Archives pour la catégorie ‘Album’

  • Pablo trouve un trésor, Andrée Poulin et Isabelle Malenfant

    Date: 2014.10.12 | Catégories: Album, La bibliothécaire aime, La maman aime, Pour aller plus loin | Commentaires: 0

    PabloVous le savez, j’ai un faible pour Carré blanc, l’excellente collection publiée chez Les 400 coups et dont le mandat est défini comme suit sur leur site: Quand le cercle noir devient-il carré blanc ? Lorsqu’il nuance son point de vue. Par des textes dérangeants et des illustrations fortes, cette collection veut sensibiliser les enfants à ce qui constitue l’humanité.

    En 2012, Tu me prends en photo m’avait grandement marqué. Et plusieurs autres avant: Le tricycle de Sinichi, Fidèles éléphants, Rose Blanche, Au secours les anges (que je ne peux lire sans m’effondrer), Ma maman du photomaton, Nul poisson où aller (d’accord, lui ne fait pas partie de la collection, mais je ne comprends pas trop pourquoi).

    Donc, Pablo vit dans ce qui semble être une grande ville au sud de l’Amérique du Nord. Il se rend à la décharge tous les jours avec sa grande sœur afin de dénicher des détritus réutilisables ou recyclables qu’il vendra pour les nourrir, lui, sa mère et sa sœur. Mais sur la montagne, Grand Sale règne en maître et contraint, par la force, les plus faibles à lui remettre les trésors trouvés. Pablo pense avoir déniché quelque chose qui leur permettra de se payer le luxe d’un poulet entier pour sa sœur et d’une gâterie – un livre – pour lui. C’est sans compter les yeux experts et les points cogneurs de Grand Sale. Je ne vous dirai pas la fin, mais contrairement à plusieurs fins d’album Carré blanc, celle-ci est lumineuse et placée sous le signe de la joie.

    C’est un livre magnifique, par le texte et par l’image. L’utilisation de pastels aux couleurs terreuses, au fini un peu sale, rend très justement l’ambiance et permet de bien deviner le milieu de vit des enfants. Pas étonnant que le livre soit finaliste au Prix du gouverneur général 2014 pour ses extraordinaires illustrations!

    Vous vous demandez peut-être comment utiliser cet album, dans quel contexte le lire? Je suis de l’école voulant qu’on mette rapidement les enfants en contact avec les réalités du monde qui les entoure – pas en leur montrant les images catastrophes aux nouvelles, mais en discutant avec eux. J’ai lu ce livre à ma fille de 5 1/2 ans et à mon fils de presque 8 ans plusieurs fois cet été – à leur demande – et depuis, ils y font régulièrement référence lorsqu’on parle de toute autre chose: de l’argent qu’on a et de celui qu’on n’a pas (« dans le livre, les enfants, c’est sur qu’ils n’ont pas d’argent pour suivre des cours au service de garde »), des enfants qui vivent d’autres réalités que la leur (« maman, nous on est chanceux de pouvoir aller à l’école en auto quand il pleut, les enfants du livre, eux, ils doivent aller dans les montagnes de poubelles sous la pluie- maman, Est-ce que ça veut dire qu’ils ne vont pas à l’école? Et le petit garçon il rêve quand même d’avoir un livre!), de la nourriture saisonnière actuellement disponible (c’est pas grave maman si on peut pas avoir des fraises en hiver, Pablo lui n’en a surement jamais mangé). Ça les a marqués, particulièrement ma fille. C’est comme si l’histoire continuait à vivre en elle et lui permettait d’actualiser sa compréhension du monde à chaque nouvelle donnée enregistrée.

    Un grand livre qui nous habite longtemps – et qui semble les habiter, eux, nos petits privilégiés, ecore plus longtemps.

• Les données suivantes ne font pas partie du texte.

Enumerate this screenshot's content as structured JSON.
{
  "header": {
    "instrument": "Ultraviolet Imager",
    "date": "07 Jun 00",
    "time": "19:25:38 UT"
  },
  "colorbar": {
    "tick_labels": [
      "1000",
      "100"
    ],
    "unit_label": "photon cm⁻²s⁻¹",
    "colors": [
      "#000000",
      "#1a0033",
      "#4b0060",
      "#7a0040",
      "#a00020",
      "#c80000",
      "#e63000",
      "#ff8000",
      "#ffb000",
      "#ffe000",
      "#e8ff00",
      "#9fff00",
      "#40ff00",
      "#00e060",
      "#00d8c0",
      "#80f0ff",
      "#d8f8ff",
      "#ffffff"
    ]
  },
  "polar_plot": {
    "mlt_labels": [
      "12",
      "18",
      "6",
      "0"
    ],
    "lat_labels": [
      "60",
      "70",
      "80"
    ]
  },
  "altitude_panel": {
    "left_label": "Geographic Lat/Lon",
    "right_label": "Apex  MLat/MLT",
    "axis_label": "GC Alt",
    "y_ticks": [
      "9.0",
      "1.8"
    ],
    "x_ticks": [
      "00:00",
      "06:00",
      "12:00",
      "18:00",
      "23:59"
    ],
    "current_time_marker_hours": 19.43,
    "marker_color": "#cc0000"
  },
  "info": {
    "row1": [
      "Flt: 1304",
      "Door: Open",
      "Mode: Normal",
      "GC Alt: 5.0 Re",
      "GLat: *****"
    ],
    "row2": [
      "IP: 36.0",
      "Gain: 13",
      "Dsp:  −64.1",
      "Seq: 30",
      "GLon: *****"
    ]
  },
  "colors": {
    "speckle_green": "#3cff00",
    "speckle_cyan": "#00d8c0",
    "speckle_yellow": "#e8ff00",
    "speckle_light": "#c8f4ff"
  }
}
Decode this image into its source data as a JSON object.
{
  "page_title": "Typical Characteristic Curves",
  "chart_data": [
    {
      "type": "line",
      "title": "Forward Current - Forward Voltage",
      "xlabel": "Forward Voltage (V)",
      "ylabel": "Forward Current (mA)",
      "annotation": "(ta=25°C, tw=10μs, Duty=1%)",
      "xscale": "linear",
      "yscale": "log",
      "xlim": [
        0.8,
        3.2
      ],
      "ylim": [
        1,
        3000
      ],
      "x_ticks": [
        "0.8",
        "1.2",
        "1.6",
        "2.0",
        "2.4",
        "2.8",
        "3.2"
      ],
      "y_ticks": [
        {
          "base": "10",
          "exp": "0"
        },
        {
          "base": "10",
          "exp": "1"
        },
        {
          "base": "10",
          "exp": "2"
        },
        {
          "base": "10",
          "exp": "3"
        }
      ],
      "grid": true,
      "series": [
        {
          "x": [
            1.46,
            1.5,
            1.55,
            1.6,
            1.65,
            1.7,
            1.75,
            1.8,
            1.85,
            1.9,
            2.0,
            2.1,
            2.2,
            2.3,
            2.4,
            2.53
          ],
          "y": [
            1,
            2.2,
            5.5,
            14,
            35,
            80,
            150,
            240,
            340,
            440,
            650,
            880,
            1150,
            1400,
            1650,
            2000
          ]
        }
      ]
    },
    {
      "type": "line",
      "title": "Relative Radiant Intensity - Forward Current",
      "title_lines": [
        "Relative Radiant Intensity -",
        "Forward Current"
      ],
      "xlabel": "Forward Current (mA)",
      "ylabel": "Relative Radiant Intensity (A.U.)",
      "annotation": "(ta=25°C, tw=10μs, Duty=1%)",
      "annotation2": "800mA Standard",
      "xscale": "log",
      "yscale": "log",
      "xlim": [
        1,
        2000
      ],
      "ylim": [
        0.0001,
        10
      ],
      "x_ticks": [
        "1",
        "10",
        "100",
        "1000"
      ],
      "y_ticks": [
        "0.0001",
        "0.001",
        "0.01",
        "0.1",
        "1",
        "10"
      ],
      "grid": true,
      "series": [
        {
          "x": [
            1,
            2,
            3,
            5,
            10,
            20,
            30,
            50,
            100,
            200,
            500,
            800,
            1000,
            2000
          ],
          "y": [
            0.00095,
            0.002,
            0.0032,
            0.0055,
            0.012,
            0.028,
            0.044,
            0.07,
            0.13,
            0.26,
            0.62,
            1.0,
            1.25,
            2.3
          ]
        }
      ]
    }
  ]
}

  • Le Petit tabarnak, Jacques Goldstyn

    Date: 2014.10.09 | Catégories: Album, La bibliothécaire aime, La maman aime, Nouveautés littéraires, Pour aller plus loin | Commentaires: 0

    Mea culpa, ça fait vraiment longtemps que je n’ai rien écrit. Ce n’est pas par manque de coup de cœur au contraire, cette année fut riche en découvertes pour moi. Non, il n’y a pas d’autre raison que le petit train train familial: moi de retour dans un travail qui me passionne, mes deux plus vieux à l’école (je vais sans doute vous parler bientôt de l’incommensurable plaisir d’une maman bibliothécaire jeunesse qui voit son fils aîné dévorer des livres), mes deux plus jeunes à la garderie… Il faut aussi dire que la raison pour laquelle j’ai démarré ce blogue, c’est par désir de parler de littérature jeunesse. Or, de retour à temps plein sur ma chaise de bibliothécaire, je suis servie de ce côté…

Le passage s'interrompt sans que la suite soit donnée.